My heart did something it hadn’t done in a long time, a sort of hiccup but sharp. I said, “You mean she’s run away?” Can a forty-something-year-old run away? Well, why not, if you’re Kyra. Mid-life crisis, probably. I had mine two years ago and nearly ended up divorced.
But I must have already sensed it was something else. Roy said no one seemed to know what had happened. “Her posting mate says she went to meet a friend.”
Posting mate. So, she’s still with that NGO. Red Cross, Doctors Without Borders… Years ago I allowed myself to look her up online, before quickly shoving her back into the locked trunk of memory. I asked Roy which ruined country she had touched down on now.

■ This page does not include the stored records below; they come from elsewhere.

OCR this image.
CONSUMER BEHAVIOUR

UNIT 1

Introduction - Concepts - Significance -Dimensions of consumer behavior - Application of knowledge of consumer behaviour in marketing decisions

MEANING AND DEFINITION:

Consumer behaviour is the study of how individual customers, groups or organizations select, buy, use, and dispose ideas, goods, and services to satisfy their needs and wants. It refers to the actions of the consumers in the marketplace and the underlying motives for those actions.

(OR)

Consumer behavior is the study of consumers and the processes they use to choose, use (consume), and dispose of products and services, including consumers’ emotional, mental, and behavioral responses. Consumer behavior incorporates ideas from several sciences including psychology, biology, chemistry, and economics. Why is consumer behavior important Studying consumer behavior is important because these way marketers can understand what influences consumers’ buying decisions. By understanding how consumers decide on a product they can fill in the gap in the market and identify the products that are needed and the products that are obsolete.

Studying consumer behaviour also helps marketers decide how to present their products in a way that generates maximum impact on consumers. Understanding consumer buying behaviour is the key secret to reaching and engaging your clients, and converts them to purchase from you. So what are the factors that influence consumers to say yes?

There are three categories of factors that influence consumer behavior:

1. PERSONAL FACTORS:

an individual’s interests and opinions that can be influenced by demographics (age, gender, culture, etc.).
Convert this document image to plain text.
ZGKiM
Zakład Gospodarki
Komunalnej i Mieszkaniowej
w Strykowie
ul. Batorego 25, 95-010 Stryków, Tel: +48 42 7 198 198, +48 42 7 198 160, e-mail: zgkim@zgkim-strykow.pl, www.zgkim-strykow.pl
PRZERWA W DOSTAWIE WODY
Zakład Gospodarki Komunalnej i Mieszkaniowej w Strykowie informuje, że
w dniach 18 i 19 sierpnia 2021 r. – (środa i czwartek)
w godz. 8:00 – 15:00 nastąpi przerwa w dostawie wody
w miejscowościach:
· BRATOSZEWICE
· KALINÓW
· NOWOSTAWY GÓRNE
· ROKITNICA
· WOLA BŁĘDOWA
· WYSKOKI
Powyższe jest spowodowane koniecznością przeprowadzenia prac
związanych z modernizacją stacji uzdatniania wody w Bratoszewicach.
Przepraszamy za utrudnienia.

To my surprise, he seemed to think I should know. Apparently she sends out regular email broadcasts to friends. Now he was gathering any information he could get.
“I can’t help you.” I didn’t mean to sound cold. It’s just that I haven’t spoken to Kyra in twenty years.
“If you’ll kindly let me ﬁnish.” Roy said it slowly. “I’m calling because I’ve received a package from her with your name on it.”
“But—I don’t believe it.”
I heard him sigh, loudly. He explained that she had sent the package via diplomatic pouch, with a note instructing him to please make sure to get it to me. “So it seems to me she must have known she could be landing in some sort of trouble.”
Give it to me? My name on it? I asked how he even knew she was missing.
“AidNow called this morning. I’m her emergency contact. Don’t ask me why they waited three days. These nonproﬁts don’t know how to do anything.”
So, Roy hasn’t changed.
“And now this package arrived. Look, what’s your address? My secretary will have it couriered.”
Kyra, in some sort of trouble. Gone oﬀ somewhere and disappeared. Roy was still speaking, asking me to be sure to please let him know when the package arrived. “And you’ll tell me if there’s anything in it about where she might have gone, right?”
Just when you think you’ve made it through the rough part— ushered your child past so many daily perils, reconciled with your beleaguered husband—the past returns to make demands. Just when you’ve begun to believe in the possibility of a peaceful life.
Roy must have misunderstood my silence. He said, “Don’t tell me you still haven’t forgiven her.”
That confused me. For one thing, it’s not true. I love Kyra. And I’m the one to blame, not her. It made me wonder what she had told him.
He said,“It’s the past—can’t you let go of all that?”
There’s nothing left to let go of. That world is gone. Even the old apartment no longer exists. In its place is a twelve-story building of darkened glass—luxury condominiums, with a doorman and an exercise room. I’ve seen it advertised in the magazine section of the Times.
“Mim, I need your help. We’re all she has. And those AidNow people are incompetent.”
I gave him my address, though few people in the universe are allowed to know it. Let him send that package on its way to me. Kyra, missing. I keep replaying the conversation, trying to understand. I keep hearing Roy saying, I need your help.
Last we spoke, twenty years ago, it was me saying that, to him.